Slowly he did. It did not hurt as much as he thought it would. With death on his mind, these trivial human pains seemed weightless and subsidiary. 

He skipped looking at his own body in case he had his stomach slit open or something. He managed to see his shoes. Well, one shoe. One leg. God only knew where the other one was.

Beyond his foot lay Lewis Carroll.

Unless Lewis’ nonsensical joking had exceeded Jack’s expectations so much that he had cracked his own skull open, the famous author was pretty much dead, indeed.

For shits and giggles - we all need those in dark times - Jack wondered why Lewis’ head didn’t spill out books or words or even tiny miniature figures of his characters.

Sadly the man’s imagination was only made of blood and membranes like the rest of us.

A shard of glass from the window squeaked above Jack.

Well, the case was closed. He would soon die like the rest.

This time Alice wasn’t going to save him. Because she hadn’t the strength to believe in him and keep him alive this time. Her powers had been directed to the March who can save the world. Jack was merely a lover. She had no time for love.

As the shard gave up its hold on the window frame he closed his eyes, waiting for it to draw the final stab. There was no going back. He was going to die.

What troubled him before dying was that the world behind his eyes wasn’t made of black. It was shiny and in full color. Like a movie.

A movie of Alice.

An older Alice running errands in her own garden. He watched her finish with seeding the flowers and go back inside her house. Someone was calling for her. Kids.

Alice’s kids.

The boy was Tiger. The Girl, Lily.

Was jack hallucinating? Was his mind playing wishful thinking on him?

But then another person called for Alice. Handsome man.

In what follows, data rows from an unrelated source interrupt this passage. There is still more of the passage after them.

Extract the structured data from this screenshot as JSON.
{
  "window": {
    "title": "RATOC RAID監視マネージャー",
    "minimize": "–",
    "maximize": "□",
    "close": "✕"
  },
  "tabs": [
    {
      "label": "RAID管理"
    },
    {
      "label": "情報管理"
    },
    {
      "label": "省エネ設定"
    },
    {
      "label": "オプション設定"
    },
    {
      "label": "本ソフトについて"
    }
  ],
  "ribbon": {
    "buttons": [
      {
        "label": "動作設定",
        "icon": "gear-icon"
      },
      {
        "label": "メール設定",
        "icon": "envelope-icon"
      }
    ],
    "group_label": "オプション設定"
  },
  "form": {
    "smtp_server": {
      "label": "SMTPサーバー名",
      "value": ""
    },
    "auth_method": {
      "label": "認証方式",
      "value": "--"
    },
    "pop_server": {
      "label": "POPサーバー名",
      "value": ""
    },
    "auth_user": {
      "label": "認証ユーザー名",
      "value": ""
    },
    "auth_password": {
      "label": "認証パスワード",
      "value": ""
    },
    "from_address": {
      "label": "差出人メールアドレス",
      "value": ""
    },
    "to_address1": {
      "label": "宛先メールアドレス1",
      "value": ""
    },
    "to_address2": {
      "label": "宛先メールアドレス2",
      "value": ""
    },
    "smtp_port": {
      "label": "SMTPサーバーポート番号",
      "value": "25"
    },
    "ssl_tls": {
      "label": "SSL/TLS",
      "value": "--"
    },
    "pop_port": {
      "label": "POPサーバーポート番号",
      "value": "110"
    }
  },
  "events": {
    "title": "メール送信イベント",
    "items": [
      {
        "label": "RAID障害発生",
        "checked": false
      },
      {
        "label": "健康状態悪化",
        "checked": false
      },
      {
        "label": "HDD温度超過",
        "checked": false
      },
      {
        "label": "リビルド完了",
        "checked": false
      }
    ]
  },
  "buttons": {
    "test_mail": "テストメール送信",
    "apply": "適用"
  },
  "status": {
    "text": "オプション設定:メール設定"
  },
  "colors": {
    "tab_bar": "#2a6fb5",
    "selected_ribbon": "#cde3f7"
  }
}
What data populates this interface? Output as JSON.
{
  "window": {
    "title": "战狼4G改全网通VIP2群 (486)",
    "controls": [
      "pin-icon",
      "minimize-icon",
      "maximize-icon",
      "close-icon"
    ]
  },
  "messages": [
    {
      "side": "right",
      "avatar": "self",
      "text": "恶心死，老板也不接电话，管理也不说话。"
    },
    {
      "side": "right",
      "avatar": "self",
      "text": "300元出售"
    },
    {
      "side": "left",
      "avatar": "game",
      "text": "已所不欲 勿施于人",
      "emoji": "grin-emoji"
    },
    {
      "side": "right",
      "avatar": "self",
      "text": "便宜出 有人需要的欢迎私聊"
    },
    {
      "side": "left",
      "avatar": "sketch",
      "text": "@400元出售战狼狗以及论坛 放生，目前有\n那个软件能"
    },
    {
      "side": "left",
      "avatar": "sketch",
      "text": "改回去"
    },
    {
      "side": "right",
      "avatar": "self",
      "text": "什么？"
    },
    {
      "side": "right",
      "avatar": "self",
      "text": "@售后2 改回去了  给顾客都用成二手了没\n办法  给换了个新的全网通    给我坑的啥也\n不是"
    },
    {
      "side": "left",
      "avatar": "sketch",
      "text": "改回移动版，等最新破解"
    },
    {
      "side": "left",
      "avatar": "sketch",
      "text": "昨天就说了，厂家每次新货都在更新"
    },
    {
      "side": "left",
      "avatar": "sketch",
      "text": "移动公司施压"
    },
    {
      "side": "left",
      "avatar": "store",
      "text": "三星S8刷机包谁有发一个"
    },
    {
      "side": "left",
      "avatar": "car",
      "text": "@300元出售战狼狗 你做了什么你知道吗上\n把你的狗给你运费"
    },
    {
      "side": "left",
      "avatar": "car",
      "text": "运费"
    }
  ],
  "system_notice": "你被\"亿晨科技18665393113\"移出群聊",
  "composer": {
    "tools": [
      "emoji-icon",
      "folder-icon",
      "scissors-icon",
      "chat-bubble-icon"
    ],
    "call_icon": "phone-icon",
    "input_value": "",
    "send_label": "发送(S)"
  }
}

Really handsome. A little old though. 

Alice called him Hatter but wait...

Why call him Hatter?

Jack was confused. If he hadn’t been hallucinating before death, then he was seeing the future. He was remembering tomorrow.

He would have smiled broadly and wished Alice all the luck with her future husband.

Only if this Hatter didn’t look exactly how Jack would look like a few years from now.